I had started to learn more about statistical inference and I knew point estimates weren’t enough. I also needed some way of capturing the uncertainty associated with models. I needed confidence intervals, so I implemented the bootstrap (which I also learned about in Rob Tibshirani’s class!) I noticed that the more regularization I used, the narrower the confidence intervals became. That didn’t seem right: why should there be less uncertainty associated with the predictions just because I was using more regularization?

Notably, there *were no* implementations of the Network Lasso in python at the
time. Also I was just starting my career as a data scientist and was eager to
prove myself. So I implemented my own. It used the Alternating Direction Method
of Multipliers, as described in the paper, *A Distributed Algorithm
for Fitting Generalized Additive Models* by E. Chu, A. Keshavarz, and S.
Boyd, to fit generalized additive models with features both continuous and
categorical. It was my first python library!

I called it *gamdist* because it fit Generalized Additive Models in a
DISTributed way. And then when I left Tinder, they agreed to open source it. I continued to
work on it for a bit after I left, but I just wasn’t sure what to *do* with it.

I had learned a lot about Machine Learning and Convex Optimization in my
Master’s Program, but not much about classical statistics. This whole project
made me realize how badly I needed to learn this stuff. I started reading
textbook after textbook (the first one I read was *All of Statistics* by Larry
Wasserman; it’s a good first book!). I slowly developed a mastery of
statistical hypothesis testing, power analysis, and interval estimation.

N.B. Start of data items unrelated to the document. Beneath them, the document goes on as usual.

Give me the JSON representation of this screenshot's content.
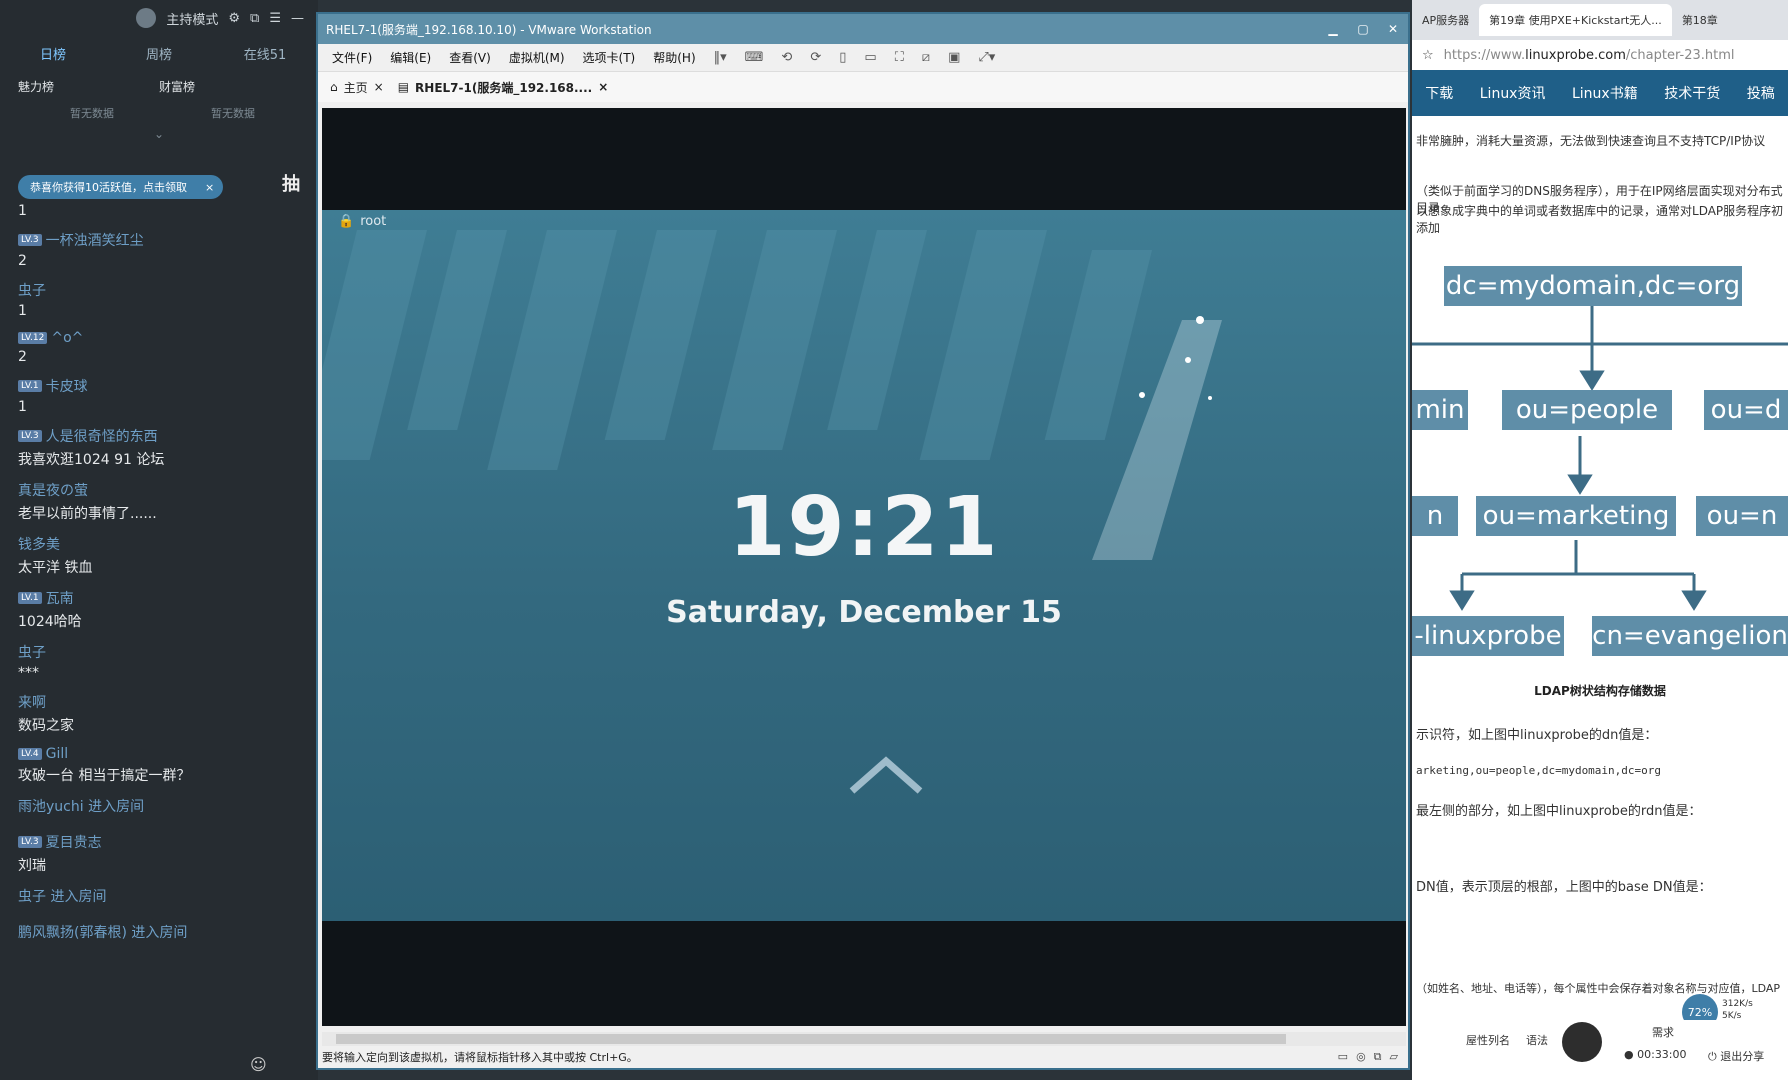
{
  "chat": {
    "mode": "主持模式",
    "tabs": [
      "日榜",
      "周榜",
      "在线51"
    ],
    "ranks": [
      {
        "title": "魅力榜",
        "empty": "暂无数据"
      },
      {
        "title": "财富榜",
        "empty": "暂无数据"
      }
    ],
    "notice": "恭喜你获得10活跃值，点击领取",
    "gift_label": "抽",
    "first_line": "1",
    "messages": [
      {
        "level": "LV.3",
        "user": "一杯浊酒笑红尘",
        "text": "2"
      },
      {
        "level": "",
        "user": "虫子",
        "text": "1"
      },
      {
        "level": "LV.12",
        "user": "^o^",
        "text": "2"
      },
      {
        "level": "LV.1",
        "user": "卡皮球",
        "text": "1"
      },
      {
        "level": "LV.3",
        "user": "人是很奇怪的东西",
        "text": "我喜欢逛1024 91 论坛"
      },
      {
        "level": "",
        "user": "真是夜の萤",
        "text": "老早以前的事情了......"
      },
      {
        "level": "",
        "user": "钱多美",
        "text": "太平洋 铁血"
      },
      {
        "level": "LV.1",
        "user": "瓦南",
        "text": "1024哈哈"
      },
      {
        "level": "",
        "user": "虫子",
        "text": "***"
      },
      {
        "level": "",
        "user": "来啊",
        "text": "数码之家"
      },
      {
        "level": "LV.4",
        "user": "Gill",
        "text": "攻破一台 相当于搞定一群？"
      },
      {
        "level": "",
        "user": "雨池yuchi 进入房间",
        "text": ""
      },
      {
        "level": "LV.3",
        "user": "夏目贵志",
        "text": "刘瑞"
      },
      {
        "level": "",
        "user": "虫子 进入房间",
        "text": ""
      },
      {
        "level": "",
        "user": "鹏风飘扬(郭春根) 进入房间",
        "text": ""
      }
    ]
  },
  "vm": {
    "title": "RHEL7-1(服务端_192.168.10.10) - VMware Workstation",
    "menu": [
      "文件(F)",
      "编辑(E)",
      "查看(V)",
      "虚拟机(M)",
      "选项卡(T)",
      "帮助(H)"
    ],
    "tabs": [
      {
        "label": "主页"
      },
      {
        "label": "RHEL7-1(服务端_192.168...."
      }
    ],
    "lock_screen": {
      "user": "root",
      "time": "19:21",
      "date": "Saturday, December 15"
    },
    "status_text": "要将输入定向到该虚拟机，请将鼠标指针移入其中或按 Ctrl+G。"
  },
  "browser": {
    "tabs": [
      "AP服务器",
      "第19章 使用PXE+Kickstart无人...",
      "第18章"
    ],
    "url_prefix": "https://www.",
    "url_domain": "linuxprobe.com",
    "url_suffix": "/chapter-23.html",
    "nav": [
      "下载",
      "Linux资讯",
      "Linux书籍",
      "技术干货",
      "投稿"
    ],
    "para1": "非常臃肿，消耗大量资源，无法做到快速查询且不支持TCP/IP协议",
    "para2": "（类似于前面学习的DNS服务程序），用于在IP网络层面实现对分布式目录",
    "para3": "以想象成字典中的单词或者数据库中的记录，通常对LDAP服务程序初添加",
    "nodes": {
      "root": "dc=mydomain,dc=org",
      "left1": "min",
      "people": "ou=people",
      "right1": "ou=d",
      "left2": "n",
      "marketing": "ou=marketing",
      "right2": "ou=n",
      "cn1": "-linuxprobe",
      "cn2": "cn=evangelion"
    },
    "caption": "LDAP树状结构存储数据",
    "dn_line": "示识符，如上图中linuxprobe的dn值是：",
    "dn_code": "arketing,ou=people,dc=mydomain,dc=org",
    "rdn_line": "最左侧的部分，如上图中linuxprobe的rdn值是：",
    "base_line": "DN值，表示顶层的根部，上图中的base DN值是：",
    "attr_line": "（如姓名、地址、电话等），每个属性中会保存着对象名称与对应值，LDAP",
    "speed": {
      "percent": "72%",
      "up": "312K/s",
      "down": "5K/s"
    },
    "footer": {
      "left": "屋性列名",
      "mid": "语法",
      "time": "00:33:00",
      "share": "退出分享",
      "label": "需求"
    }
  }
}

And recently I’ve been thinking about regularization again. As I wrote in my post on Empirical Bayes, it’s clear to me that regularization improves point estimates. Even in my A/B tests, I think some flavor of regularization (such as Empirical Bayes) is called for. I’m disinclined to change the way I calculate confidence intervals, but improved point estimates are welcome. To be explicit, I used to think if I was using regularization for my point estimates, I also needed to use regularization in my confidence intervals. But I don’t think that’s true. This bypasses the problem I had previously where my models seemed to have too little uncertainty.

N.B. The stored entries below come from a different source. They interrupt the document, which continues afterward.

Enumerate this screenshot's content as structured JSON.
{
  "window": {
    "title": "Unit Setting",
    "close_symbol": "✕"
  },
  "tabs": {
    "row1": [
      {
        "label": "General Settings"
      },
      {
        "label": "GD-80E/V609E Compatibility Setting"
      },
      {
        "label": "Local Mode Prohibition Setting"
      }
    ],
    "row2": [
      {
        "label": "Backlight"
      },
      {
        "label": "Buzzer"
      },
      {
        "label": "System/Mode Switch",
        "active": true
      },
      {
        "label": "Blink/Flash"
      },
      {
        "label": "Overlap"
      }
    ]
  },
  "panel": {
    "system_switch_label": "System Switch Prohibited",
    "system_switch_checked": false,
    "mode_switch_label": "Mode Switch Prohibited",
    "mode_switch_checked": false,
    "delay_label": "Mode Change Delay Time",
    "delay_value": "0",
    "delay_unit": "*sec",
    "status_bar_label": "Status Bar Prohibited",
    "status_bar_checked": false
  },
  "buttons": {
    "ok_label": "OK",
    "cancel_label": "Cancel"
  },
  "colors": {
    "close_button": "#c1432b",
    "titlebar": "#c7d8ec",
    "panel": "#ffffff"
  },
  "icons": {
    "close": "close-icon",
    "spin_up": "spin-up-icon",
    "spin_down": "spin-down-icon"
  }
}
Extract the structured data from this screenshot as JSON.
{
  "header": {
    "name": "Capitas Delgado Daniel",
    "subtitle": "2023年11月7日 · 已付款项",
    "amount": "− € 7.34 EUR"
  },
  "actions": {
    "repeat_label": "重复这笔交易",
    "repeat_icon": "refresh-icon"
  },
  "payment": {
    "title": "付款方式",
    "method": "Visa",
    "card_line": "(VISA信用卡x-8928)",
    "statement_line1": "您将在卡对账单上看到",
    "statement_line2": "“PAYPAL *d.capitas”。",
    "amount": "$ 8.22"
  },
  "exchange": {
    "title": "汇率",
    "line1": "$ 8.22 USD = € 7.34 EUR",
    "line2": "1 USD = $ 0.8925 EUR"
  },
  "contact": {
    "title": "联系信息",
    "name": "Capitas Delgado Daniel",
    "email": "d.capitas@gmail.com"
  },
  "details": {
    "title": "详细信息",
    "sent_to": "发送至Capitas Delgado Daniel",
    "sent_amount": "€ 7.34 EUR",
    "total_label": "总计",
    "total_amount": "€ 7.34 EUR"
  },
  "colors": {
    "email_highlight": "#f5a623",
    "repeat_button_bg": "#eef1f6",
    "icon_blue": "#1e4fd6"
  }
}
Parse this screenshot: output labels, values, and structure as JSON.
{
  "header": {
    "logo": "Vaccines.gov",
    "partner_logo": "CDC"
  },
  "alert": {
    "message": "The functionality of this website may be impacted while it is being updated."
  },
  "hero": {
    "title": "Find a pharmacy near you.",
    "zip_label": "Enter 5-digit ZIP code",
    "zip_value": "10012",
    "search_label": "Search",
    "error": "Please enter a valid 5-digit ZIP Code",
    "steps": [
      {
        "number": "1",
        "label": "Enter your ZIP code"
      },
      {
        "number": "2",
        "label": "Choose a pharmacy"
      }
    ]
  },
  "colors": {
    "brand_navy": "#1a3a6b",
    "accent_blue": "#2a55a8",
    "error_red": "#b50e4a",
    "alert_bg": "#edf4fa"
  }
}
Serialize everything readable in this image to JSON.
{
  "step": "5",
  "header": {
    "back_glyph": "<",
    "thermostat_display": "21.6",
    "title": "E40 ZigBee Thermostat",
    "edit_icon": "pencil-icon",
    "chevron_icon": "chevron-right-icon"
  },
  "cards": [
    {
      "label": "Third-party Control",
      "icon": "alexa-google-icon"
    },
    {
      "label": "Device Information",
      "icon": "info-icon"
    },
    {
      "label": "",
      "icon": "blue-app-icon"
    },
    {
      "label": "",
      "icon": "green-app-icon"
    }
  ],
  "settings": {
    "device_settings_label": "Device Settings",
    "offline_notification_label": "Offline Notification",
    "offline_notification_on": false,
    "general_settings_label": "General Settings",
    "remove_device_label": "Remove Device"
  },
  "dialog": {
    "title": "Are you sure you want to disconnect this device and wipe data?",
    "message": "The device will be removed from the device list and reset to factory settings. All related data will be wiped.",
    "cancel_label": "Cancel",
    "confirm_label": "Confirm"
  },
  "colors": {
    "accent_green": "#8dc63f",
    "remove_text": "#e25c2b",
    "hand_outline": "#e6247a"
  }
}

I also think that the sparse flavors of regularization, as discussed in
*Statistical Learning with Sparsity* by Trevor Hastie, Robert Tibshirani, and
Martin Wainwright are especially valuable as a method of model selection. This
is kind of the same thing that a p-value addresses. A p-value is a disciplined
way of answering the question: do I really think this feature is associated
with the response? And I think for many years I was persuaded that a p-value is
the One True Way of answering that question. But in high dimensions, a
lasso-type estimator has strong theoretical guarantees, too. Why shouldn’t that
be just as rigorous as a p-value?

More recently my work has shifted away from traditional A/B testing. I’m incorporating more techniques from observational causal inference for things like heterogeneous treatment effect estimation (still within the context of A/B testing, just much more interesting than a simple t-test). Model selection is much more important here than in simple A/B tests. So I’m excited to get caught up on the latest developments in regularization and start playing with generalized additive models again!

I’ve started to explore the python ecosystem for these types of models and came across yaglm. I’ve reached out to the author, Iain, who shares my enthusiasm for this type of modeling. I’m hoping to migrate the best parts of gamdist to yaglm when I get a chance.

I spent the last several years building the foundational statistics knowledge to complement the Machine Learning and Convex Optimization I learned in school. But now I’m excited to turn back to some of the modern developments in statistics, especially regarding high-dimensional models, with, of course, a causal interpretation.